Given this transition matrix, let's say we start in any state i and make a transition to another state according to the probabilities given by row 'i' in the matrix. If we end up in state 'j', we spend one unit of time there and then make another random transition according to the probabilities in row 'j' and so on, repeating this process many times. What percentage of the total time would we then expect to spend in each of the states? This is called the vector of steady state probabilities and it can be calculated via the method described in the answer <a href="https://math.stackexchange.com/a/2452452/155881">here</a>.

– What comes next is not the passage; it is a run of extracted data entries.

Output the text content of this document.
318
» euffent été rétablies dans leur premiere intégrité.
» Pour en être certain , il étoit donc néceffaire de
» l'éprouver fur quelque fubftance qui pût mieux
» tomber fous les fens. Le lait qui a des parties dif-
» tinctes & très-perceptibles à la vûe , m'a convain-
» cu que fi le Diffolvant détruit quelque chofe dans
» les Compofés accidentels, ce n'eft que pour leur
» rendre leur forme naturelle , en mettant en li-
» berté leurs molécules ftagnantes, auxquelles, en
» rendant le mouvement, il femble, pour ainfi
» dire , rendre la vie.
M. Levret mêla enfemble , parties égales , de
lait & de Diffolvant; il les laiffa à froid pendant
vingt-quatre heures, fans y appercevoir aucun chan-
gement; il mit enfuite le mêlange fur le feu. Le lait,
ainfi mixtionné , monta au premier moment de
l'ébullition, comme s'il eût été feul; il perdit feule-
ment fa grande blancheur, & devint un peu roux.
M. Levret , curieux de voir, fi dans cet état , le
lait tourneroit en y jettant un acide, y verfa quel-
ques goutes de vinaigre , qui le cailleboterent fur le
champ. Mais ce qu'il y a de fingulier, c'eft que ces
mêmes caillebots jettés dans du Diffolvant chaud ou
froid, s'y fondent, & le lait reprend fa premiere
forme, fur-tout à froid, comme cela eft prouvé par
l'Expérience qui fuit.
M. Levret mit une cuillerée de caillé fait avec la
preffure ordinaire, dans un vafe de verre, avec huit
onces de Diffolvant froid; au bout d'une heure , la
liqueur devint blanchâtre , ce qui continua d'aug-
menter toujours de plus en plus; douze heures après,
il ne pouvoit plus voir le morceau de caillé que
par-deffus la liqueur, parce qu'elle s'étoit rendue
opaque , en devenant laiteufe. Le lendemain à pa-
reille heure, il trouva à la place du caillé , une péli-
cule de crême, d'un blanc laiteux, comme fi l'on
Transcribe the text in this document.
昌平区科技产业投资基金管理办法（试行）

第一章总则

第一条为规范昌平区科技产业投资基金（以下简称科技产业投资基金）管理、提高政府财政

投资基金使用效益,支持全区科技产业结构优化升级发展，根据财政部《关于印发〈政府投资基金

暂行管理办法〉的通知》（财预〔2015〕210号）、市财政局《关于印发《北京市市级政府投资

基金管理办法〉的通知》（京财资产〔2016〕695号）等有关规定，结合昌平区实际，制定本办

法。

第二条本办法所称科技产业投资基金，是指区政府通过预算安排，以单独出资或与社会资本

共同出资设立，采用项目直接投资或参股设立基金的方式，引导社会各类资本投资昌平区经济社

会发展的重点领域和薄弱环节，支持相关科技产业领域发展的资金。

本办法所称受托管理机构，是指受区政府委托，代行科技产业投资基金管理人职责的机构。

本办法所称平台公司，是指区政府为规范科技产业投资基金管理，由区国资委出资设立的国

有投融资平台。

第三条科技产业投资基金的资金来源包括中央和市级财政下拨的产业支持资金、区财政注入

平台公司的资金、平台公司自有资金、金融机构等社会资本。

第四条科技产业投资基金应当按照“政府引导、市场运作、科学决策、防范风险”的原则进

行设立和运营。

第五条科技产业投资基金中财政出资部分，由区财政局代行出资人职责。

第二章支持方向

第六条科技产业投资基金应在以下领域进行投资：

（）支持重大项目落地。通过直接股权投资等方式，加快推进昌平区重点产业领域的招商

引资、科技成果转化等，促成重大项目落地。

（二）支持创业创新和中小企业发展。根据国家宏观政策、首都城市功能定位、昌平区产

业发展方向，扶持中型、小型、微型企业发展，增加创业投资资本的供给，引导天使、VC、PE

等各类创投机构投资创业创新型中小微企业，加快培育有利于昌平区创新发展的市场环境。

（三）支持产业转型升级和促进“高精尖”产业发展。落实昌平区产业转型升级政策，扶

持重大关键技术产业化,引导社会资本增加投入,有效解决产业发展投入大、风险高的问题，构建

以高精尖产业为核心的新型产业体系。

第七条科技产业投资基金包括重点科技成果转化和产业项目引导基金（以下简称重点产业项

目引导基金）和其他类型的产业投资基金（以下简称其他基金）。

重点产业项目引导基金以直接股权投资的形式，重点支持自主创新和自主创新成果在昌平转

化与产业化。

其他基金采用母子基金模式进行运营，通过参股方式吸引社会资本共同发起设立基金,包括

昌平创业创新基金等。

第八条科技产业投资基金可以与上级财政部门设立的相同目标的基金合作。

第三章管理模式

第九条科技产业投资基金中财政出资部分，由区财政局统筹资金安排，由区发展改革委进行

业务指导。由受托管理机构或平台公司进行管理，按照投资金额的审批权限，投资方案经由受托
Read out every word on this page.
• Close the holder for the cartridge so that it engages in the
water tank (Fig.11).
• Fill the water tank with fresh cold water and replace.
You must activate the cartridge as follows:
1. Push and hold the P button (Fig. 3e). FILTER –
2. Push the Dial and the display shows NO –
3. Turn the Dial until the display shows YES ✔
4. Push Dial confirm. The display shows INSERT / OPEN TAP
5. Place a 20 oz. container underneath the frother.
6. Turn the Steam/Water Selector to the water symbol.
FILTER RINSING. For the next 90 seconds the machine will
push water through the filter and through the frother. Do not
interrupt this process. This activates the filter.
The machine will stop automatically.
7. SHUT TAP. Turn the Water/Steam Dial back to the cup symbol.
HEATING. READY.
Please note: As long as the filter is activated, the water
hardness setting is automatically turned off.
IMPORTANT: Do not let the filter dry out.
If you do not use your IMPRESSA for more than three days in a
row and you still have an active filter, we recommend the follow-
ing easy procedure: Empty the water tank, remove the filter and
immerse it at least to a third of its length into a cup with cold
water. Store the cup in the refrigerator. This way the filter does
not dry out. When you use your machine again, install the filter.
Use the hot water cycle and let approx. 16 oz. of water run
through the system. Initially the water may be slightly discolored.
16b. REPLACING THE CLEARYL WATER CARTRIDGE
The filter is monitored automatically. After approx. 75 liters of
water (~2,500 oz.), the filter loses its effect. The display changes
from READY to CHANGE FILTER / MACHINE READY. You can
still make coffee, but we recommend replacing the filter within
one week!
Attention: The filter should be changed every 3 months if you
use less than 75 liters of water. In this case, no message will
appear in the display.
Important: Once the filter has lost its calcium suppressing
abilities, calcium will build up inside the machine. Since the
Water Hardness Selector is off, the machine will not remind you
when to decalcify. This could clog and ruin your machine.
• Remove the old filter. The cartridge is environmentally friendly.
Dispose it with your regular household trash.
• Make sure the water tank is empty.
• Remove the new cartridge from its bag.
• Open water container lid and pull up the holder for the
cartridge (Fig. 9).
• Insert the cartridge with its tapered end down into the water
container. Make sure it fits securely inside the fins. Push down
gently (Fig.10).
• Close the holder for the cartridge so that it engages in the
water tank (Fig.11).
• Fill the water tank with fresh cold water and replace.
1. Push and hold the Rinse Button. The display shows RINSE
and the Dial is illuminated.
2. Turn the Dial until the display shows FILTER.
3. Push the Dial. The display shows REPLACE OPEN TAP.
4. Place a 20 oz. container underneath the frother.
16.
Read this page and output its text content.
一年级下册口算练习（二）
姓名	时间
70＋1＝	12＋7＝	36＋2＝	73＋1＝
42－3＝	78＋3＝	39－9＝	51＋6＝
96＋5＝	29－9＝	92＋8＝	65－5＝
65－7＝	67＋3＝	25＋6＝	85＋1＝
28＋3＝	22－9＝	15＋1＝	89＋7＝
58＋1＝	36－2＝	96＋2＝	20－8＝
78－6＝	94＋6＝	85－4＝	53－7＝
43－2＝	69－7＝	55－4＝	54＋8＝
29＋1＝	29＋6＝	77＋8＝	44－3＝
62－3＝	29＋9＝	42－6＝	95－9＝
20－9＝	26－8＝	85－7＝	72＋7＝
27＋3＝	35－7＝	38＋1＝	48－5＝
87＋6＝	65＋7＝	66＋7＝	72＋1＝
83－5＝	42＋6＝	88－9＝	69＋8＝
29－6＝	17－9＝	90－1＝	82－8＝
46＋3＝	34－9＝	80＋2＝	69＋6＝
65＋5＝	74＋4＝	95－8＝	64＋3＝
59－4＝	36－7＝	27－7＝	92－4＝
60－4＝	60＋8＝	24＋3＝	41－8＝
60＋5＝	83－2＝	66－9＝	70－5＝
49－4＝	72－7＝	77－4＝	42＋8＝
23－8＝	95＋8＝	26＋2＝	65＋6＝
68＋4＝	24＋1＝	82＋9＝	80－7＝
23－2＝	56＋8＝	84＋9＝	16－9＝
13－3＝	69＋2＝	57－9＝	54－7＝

Now let's look at the other matrix we got. This is the matrix of transition times. The (i,j) entry represents that given we make a transition from state 'i' to state 'j', how long will it take on an average to make that transition. Again, the diagonals are zero since it doesn't make sense to transition from a state to itself. However, there is no constraint on the rows unlike the 'p' matrix.

```python
>>>t
matrix([[ 0. , 5. , 0.27409621],
[ 0. , 0. , 20. ],
[ 100. , 100. , 0. ]])
```

Now, instead of spending one unit of time in each state, what if we spend time amounting to the entry of (i,j) in the 't' matrix before making a transition to state 'j'? In the context of this process, what percentage of time do we expect to spend in each state? This is described <a href="https://math.stackexchange.com/a/2452464/155881">here</a>.

Notice how the code that generated the transition matrices is a function of the threshod, 'tau' and the intervention cost ('intervention_cost'). Now, we obviously want the 'tau' that gives us the most percentage of time spent in the state 'working'.

We can simply test many values of the threshold and pick the one that gives us the highest proportion of time spent in the 'working' state.

```python
>>> probs = []
>>> for tau in np.arange(10,900,1):
>>> (p,t) = ll1.construct_matrices(tau, intervention_cost)
>>> probs.append(steady_state(p, t)[2])
>>> opt_tau_1 = np.arange(10,900,1)[np.argmax(probs)]
```

Then, we can also calculate the optimal threshold <a href="https://github.com/ryu577/survival/blob/443e23d761656fad0069a3e0572d08f0706e8618/distributions/basemodel.py#L101">based on the parametric distribution</a>.


```python
opt_tau_2 = ll1.optimal_wait_threshold(intervention_cost)
```

And we can see that the two are very close to each other.

## 5. Why this library

Note: most of the distributions covered in this library are also available in scipy.stats. So, why write a new library?

There are many reasons, but here are some of them:
* The scipy classes don't have the ability to deal with censored data when fitting the distribution.
* The scipy classes don't have the ability to regress the distributions on features.
* The scipy classes are missing some methods crucial to the optimal waiting threshold problem, like hazard rate.